# Kitchenaid 8'' Dough Roller Attachment



## drammer (Mar 30, 2009)

I came across this video for a Kitchenaid 8'' Dough Roller Attachment but can't find any other information about it at all. Does anyone know about it? Is it only in the States?
Thanks in advance.

YouTube - Home Show 2008: Kitchen Aid Dough Roller Attachment


----------



## drammer (Mar 30, 2009)

Ok found the answer. Apparently KA suspended the development of the roller indefinitely.


----------



## m brown (May 29, 1999)

Dang, that looked good. 
I have the pasta roller but it is narrow.


----------



## drammer (Mar 30, 2009)

Exactly I thought it would be a low cost method of making small batches of Welsh Pasties and similar things.


----------



## foodpump (Oct 10, 2005)

Neat idea, lots of potential: Small pizzas, pie crusts and other items. Looks like a pasta roller on steroids.

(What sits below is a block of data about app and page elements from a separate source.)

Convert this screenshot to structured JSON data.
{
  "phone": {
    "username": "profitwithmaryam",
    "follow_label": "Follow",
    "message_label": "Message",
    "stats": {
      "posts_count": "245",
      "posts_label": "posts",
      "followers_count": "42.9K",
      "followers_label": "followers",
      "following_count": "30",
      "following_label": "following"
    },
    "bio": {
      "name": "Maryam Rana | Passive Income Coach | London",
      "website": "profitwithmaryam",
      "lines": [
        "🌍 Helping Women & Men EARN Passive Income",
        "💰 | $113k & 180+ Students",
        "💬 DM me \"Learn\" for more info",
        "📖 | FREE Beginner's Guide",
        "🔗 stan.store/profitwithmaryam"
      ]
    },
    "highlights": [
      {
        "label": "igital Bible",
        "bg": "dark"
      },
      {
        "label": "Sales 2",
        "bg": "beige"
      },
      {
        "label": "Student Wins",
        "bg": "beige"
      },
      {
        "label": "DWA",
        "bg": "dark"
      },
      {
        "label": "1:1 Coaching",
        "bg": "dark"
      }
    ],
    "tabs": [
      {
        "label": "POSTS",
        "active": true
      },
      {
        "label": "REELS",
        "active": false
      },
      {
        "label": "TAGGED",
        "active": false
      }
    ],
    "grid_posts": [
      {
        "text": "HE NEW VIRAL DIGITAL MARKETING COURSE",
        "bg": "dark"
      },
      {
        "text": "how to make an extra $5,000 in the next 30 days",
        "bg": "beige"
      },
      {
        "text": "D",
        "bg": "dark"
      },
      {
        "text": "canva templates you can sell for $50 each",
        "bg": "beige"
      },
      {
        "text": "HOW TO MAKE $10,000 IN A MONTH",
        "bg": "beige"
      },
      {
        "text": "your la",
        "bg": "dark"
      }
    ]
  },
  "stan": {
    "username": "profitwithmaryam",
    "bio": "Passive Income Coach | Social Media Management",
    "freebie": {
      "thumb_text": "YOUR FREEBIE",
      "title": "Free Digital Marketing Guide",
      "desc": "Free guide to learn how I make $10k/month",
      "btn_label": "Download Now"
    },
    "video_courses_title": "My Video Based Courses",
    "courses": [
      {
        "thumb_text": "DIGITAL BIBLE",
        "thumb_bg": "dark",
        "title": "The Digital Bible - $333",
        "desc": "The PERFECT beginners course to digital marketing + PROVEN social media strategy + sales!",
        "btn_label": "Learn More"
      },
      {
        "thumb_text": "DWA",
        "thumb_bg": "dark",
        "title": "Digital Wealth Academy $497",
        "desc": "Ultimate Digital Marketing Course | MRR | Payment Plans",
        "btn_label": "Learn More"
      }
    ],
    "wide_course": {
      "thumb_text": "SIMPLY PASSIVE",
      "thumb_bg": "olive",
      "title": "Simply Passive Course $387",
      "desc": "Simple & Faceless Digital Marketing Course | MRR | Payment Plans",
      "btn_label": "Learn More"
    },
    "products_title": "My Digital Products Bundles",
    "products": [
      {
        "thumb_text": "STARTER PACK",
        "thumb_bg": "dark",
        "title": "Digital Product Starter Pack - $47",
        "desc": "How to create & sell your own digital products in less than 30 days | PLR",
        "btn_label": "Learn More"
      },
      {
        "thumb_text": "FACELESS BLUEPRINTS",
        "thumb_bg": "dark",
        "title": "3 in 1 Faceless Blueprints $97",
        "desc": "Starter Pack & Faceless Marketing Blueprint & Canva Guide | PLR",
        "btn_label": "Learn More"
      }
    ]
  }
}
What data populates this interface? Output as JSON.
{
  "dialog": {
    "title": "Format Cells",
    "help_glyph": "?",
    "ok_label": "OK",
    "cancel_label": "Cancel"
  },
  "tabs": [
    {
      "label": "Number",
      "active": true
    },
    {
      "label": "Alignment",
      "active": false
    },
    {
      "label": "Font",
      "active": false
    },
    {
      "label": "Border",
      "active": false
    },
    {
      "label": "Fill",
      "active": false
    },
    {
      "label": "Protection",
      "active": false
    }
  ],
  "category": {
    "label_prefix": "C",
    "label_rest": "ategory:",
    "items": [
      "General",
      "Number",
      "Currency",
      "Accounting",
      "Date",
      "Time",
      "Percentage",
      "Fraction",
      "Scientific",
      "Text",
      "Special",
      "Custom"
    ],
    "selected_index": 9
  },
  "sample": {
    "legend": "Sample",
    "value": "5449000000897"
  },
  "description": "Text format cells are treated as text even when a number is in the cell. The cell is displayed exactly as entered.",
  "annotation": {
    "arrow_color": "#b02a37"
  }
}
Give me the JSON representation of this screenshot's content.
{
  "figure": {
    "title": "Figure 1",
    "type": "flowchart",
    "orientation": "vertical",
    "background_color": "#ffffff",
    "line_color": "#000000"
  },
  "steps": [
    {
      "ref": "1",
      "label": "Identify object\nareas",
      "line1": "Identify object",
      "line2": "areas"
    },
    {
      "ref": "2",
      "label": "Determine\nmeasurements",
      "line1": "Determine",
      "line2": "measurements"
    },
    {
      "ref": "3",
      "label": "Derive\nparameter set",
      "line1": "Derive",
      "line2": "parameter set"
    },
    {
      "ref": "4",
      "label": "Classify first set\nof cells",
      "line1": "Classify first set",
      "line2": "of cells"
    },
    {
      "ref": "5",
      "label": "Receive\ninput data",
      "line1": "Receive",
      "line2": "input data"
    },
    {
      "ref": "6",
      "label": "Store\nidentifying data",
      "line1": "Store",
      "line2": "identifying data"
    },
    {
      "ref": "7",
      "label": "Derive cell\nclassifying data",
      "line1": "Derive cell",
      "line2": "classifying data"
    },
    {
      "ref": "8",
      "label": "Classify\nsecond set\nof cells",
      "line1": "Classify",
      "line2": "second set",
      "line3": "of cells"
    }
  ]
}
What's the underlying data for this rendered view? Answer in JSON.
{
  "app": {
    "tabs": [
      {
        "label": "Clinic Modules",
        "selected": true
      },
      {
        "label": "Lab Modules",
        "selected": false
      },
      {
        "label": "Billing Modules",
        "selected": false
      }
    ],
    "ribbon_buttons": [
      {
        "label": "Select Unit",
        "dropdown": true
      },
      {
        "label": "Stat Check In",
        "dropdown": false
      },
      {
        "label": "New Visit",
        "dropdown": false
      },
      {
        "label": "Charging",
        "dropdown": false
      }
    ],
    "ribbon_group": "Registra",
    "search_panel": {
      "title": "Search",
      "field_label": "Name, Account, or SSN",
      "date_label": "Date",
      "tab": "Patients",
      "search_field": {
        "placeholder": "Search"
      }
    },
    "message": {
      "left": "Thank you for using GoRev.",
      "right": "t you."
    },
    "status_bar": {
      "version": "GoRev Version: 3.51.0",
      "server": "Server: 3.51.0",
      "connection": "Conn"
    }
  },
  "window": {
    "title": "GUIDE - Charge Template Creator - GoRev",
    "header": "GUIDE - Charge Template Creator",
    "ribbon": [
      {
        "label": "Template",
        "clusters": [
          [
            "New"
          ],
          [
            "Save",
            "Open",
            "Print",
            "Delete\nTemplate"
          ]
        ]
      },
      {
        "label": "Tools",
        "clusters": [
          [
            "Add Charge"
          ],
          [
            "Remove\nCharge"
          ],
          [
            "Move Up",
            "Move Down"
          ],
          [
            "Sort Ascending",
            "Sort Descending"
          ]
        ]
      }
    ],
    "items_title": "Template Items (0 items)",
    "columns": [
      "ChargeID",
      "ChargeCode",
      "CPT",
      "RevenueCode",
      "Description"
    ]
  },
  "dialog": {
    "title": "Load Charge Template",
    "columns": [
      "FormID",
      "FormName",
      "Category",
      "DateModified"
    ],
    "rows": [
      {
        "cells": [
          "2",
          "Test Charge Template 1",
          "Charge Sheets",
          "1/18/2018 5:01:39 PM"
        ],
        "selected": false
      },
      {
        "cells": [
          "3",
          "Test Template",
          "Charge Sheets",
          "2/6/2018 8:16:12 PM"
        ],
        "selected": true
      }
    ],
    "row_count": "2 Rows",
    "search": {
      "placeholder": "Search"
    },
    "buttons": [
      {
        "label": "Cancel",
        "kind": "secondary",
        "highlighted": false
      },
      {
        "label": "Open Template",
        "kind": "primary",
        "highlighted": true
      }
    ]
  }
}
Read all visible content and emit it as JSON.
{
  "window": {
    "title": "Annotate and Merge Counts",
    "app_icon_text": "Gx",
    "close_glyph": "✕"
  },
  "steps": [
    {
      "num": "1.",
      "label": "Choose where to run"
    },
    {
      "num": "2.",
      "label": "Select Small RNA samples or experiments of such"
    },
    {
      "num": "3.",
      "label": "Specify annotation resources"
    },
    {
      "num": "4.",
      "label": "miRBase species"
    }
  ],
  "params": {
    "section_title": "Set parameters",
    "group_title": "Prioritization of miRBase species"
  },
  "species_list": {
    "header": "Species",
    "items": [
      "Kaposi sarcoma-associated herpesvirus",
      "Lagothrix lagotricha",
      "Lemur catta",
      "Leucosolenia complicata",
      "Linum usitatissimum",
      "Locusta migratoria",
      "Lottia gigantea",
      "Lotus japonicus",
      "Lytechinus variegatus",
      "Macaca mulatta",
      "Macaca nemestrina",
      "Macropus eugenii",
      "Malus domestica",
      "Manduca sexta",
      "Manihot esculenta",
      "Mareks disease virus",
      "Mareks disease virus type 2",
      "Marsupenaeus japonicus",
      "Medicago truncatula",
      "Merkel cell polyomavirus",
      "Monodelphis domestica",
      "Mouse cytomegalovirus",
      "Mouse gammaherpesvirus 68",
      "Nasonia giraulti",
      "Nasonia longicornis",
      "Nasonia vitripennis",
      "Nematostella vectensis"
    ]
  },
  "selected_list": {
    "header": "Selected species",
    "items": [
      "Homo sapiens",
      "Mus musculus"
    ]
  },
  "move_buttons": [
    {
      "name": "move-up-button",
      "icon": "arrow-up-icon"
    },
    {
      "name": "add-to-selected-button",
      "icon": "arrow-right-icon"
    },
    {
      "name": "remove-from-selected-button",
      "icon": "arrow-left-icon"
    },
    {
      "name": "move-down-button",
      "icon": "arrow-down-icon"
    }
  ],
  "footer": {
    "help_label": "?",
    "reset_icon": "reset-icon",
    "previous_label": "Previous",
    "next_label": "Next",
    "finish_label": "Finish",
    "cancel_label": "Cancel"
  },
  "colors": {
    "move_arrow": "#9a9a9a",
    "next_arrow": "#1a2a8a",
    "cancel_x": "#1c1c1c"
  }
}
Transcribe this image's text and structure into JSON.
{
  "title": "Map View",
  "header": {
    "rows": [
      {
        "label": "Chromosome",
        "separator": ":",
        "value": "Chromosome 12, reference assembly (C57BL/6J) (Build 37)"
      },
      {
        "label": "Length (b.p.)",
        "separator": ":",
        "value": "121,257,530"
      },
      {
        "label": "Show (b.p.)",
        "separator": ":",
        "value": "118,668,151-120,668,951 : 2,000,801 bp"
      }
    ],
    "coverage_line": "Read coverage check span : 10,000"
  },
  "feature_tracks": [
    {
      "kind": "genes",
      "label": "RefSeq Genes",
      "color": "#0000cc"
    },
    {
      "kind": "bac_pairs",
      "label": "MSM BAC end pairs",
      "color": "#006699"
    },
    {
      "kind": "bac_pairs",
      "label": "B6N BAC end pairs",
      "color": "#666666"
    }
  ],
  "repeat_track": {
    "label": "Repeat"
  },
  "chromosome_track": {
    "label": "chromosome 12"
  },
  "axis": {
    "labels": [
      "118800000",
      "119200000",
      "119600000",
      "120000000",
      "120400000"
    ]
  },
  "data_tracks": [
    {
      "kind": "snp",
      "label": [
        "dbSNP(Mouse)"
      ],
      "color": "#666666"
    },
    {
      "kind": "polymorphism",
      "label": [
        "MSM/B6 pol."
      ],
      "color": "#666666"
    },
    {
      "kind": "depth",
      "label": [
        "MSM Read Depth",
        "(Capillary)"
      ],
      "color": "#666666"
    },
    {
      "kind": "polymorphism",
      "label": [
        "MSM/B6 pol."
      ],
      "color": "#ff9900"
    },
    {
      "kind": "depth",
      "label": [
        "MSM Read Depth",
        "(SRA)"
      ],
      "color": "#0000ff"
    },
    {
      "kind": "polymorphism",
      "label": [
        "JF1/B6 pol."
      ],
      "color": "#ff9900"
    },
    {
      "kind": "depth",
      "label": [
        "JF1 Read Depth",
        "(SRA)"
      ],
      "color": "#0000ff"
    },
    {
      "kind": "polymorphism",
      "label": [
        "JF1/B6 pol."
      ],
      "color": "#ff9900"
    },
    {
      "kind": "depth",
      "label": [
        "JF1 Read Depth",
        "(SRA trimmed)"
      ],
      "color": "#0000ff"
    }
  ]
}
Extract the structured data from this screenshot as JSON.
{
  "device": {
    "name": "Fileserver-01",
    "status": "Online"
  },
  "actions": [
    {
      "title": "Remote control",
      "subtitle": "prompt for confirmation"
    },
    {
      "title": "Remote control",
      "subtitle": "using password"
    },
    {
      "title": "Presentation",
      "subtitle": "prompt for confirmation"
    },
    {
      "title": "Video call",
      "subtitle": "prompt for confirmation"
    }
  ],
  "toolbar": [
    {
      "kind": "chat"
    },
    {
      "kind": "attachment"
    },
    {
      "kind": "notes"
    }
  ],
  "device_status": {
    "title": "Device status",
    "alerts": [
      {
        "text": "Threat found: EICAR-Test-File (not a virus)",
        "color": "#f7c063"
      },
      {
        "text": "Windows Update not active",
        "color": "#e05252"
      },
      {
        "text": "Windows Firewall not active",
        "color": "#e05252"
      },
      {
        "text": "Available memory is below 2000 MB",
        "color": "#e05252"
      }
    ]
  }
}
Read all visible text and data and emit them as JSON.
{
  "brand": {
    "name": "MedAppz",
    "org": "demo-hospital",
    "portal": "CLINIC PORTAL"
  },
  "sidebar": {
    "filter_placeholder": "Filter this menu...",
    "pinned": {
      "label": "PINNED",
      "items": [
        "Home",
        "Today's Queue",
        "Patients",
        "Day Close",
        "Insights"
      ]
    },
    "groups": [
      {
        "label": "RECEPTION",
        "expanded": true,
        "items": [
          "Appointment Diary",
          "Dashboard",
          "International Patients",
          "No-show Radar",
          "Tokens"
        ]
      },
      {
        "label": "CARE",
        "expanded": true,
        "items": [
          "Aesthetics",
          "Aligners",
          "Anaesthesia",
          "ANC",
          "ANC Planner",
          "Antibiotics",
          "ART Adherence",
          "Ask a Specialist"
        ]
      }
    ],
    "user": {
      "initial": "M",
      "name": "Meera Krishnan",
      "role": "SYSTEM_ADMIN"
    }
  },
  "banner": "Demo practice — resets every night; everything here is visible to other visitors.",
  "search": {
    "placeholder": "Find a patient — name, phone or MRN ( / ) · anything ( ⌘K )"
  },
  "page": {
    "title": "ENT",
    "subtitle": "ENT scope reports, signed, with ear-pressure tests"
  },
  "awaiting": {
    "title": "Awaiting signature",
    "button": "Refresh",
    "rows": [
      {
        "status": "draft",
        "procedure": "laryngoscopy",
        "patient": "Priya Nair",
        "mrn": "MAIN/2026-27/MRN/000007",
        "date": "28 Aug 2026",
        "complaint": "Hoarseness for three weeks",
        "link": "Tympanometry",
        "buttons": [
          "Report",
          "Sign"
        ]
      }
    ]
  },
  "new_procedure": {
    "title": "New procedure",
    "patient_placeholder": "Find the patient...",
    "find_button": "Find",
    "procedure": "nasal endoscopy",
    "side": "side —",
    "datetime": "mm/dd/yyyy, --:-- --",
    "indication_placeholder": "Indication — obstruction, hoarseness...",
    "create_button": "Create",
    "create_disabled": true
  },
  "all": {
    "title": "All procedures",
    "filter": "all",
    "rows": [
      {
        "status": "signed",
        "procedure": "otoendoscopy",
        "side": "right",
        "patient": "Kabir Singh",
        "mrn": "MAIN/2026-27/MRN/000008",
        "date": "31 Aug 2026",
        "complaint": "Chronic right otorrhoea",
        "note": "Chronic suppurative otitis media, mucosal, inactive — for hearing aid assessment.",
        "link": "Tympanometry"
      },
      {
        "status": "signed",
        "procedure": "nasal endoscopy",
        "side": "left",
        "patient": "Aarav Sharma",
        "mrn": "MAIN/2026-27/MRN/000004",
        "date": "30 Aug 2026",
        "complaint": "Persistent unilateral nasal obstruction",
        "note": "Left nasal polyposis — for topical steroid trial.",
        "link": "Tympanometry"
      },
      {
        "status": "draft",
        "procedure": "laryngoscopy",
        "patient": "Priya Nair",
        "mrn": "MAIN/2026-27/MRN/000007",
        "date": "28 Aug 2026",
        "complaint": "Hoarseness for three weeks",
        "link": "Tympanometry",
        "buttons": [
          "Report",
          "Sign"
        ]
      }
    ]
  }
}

I can also see why KA has stopped RD on it too: The rollers. In order to roll out pizza dough you'd have to have the rollers a good 1/2" to 3/4" wide--wide enough to get a finger or hand caught in there.....


----------



## drammer (Mar 30, 2009)

Very good point. 
When I was a child I had my arm sucked in by the old style washing machine with the rollers on it to squeeze out the water. My arm went in up to my elbow. Just one of the many things that happened to freak out dear mom. 
Since I am prone to this kind of accident, maybe I'm lucky KA doesn't make it.


----------